Jakarta – Asosiasi Sistem Pembayaran Indonesia (ASPI) menyebut saat ini terdapat tiga instrumen pembayaran yang digunakan oleh masyarakat, yakni kartu kredit, kartu debit, dan, uang elektronik.
Direktur Eksekutif ASPI, Djamin Edison Nainggolan, mengatakan instrumen uang elektronik saat ini mendominasi sistem pembayaran. Hingga akhir tahun ini, diperkirakan sudah menembus 800 juta akun.
“Ini menurut saya in line dengan tren pada saat ini yang di mana semua aktivitas dari konsumen ada di HP-nya. Ya jadi itu memang terlihat di sini dari uang elektronik server money,” ucap Djamin dalam Konferensi Pers di Jakarta, 5 Februari 2025.
Djamin menjelaskan, volume belanja uang elektronik pada November 2024 secara year to date (ytd) telah menguasai sebesar 85 persen, dibandingkan dengan volume belanja kartu debit 11 persen, dan volume kartu kredit 4 persen.
“Kartu kredit dan debit itu sendiri mulai menurun. Tapi kalau dilihat dari value, ya tahun lalu debit masih menguasai sekitar 40 persen. Tahun ini sudah dikalahkan oleh uang elektronik,” imbuhnya.
Baca juga: Hantu Pajak pada Uang Elektronik, Jangan Sampai Kembali ke “Zaman Batu”
Secara rinci, dari sisi total nominal belanja instrumen uang elektronik juga masih memimpin sebanyak 37,8 persen di November 2024. Kemudian, disusul oleh kartu debit 34,5 persen, dan kartu kredit 27,7 persen.
Ia menambahkan peningkatan volume dan nominal belanja dari uang elektronik didukung oleh kemudahan yang ditawarkan. Umumnya, memang digunakan untuk melakukan transaksi yang lebih kecil dibandingkan kartu debit dan kartu kredit.

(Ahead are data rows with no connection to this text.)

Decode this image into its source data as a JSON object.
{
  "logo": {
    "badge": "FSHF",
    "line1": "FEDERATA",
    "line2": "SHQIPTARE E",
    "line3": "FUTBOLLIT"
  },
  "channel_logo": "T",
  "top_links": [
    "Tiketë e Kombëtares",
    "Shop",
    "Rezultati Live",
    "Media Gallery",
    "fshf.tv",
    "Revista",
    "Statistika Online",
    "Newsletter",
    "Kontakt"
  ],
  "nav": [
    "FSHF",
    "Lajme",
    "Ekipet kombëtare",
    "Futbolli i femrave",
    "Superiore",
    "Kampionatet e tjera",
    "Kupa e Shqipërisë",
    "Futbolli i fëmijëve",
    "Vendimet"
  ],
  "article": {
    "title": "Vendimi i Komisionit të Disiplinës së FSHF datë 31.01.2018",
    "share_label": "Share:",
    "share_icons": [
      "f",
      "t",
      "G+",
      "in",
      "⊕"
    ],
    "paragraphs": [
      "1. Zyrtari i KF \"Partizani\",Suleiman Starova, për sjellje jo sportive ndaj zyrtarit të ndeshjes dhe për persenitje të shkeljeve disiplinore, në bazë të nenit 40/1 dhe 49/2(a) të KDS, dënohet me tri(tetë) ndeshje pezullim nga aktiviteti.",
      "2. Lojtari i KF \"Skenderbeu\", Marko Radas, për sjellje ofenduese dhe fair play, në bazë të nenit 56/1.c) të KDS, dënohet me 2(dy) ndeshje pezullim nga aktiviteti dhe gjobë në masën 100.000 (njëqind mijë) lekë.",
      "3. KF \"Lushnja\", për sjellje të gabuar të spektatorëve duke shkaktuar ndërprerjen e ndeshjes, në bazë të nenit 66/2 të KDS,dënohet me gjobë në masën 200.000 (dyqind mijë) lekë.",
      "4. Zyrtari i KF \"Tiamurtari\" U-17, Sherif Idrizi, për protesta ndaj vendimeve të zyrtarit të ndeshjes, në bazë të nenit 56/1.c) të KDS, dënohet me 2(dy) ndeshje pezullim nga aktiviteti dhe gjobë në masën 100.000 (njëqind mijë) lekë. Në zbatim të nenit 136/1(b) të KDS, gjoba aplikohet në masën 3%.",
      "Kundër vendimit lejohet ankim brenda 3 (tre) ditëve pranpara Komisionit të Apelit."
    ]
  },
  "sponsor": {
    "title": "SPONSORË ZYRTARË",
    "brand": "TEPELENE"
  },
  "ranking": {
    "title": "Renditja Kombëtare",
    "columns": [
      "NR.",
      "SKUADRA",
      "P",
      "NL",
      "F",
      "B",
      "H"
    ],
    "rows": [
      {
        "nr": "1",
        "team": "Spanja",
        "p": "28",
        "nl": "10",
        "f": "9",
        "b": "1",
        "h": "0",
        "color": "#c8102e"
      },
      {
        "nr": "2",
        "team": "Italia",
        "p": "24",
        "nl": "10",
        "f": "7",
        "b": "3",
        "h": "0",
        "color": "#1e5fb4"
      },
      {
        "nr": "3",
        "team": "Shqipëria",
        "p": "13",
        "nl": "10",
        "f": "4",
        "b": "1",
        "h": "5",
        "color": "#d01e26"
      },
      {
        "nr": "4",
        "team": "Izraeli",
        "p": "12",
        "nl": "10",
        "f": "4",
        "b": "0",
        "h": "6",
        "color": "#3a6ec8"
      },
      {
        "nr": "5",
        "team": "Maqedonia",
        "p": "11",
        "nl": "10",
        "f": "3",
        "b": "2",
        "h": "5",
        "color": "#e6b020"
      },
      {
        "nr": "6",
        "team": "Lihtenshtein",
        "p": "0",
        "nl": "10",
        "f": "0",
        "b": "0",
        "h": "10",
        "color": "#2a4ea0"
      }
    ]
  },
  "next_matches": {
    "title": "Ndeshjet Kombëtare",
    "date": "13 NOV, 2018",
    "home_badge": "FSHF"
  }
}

“Karena preference, karena kalau orang bilang saya mau nge-limit nanti daripada kartu debit, kartu kredit saya di-takeover kayak tadi ya, mungkin saya tahu risikonya. Ini hanya uang elektronik juga meskipun limit-nya Rp2 juta saldonya paling Rp300 ribu seperti dompet kita,” ujar Djamin.
Melonjaknya volume dan transaksi uang elektronik, apakah menjadi tantangan bagi kartu debit dan kartu kredit?
Menurut Djamin, uang elektronik bukan menjadi sebuah tantangan bagi instrumen pembayaran lain, tetapi perkembangan ketiga sistem pembayaran tersebut nantinya akan melengkapi satu sama lain. Ini sesuai dengan kebutuhan masyarakat.
Baca juga: Bos Artajasa Beberkan 3 Tantangan Bisnis Pembayaran Elektronik di Era Digital
“Jadi kalau debit purpose-nya orang kenapa pakai debit? Mungkin karena memang untuk ticket size-nya lebih tinggi dibandingkan dengan uang elektronik. Kalau kartu kredit kan kayak ini promosi, jadi kayak lifestyle, travel, jarang lah pakai uang elektronik, ya kalau nggak punya kartu kredit ya pakai kartu debit,” tambahnya.
Oleh karenanya, ia mengimbau kepada masyarakat yang menggunakan instrumen uang elektronik tentu harus siap dengan segala risikonya yang memiliki sifat seperti dompet yang bisa hilang di mana saja.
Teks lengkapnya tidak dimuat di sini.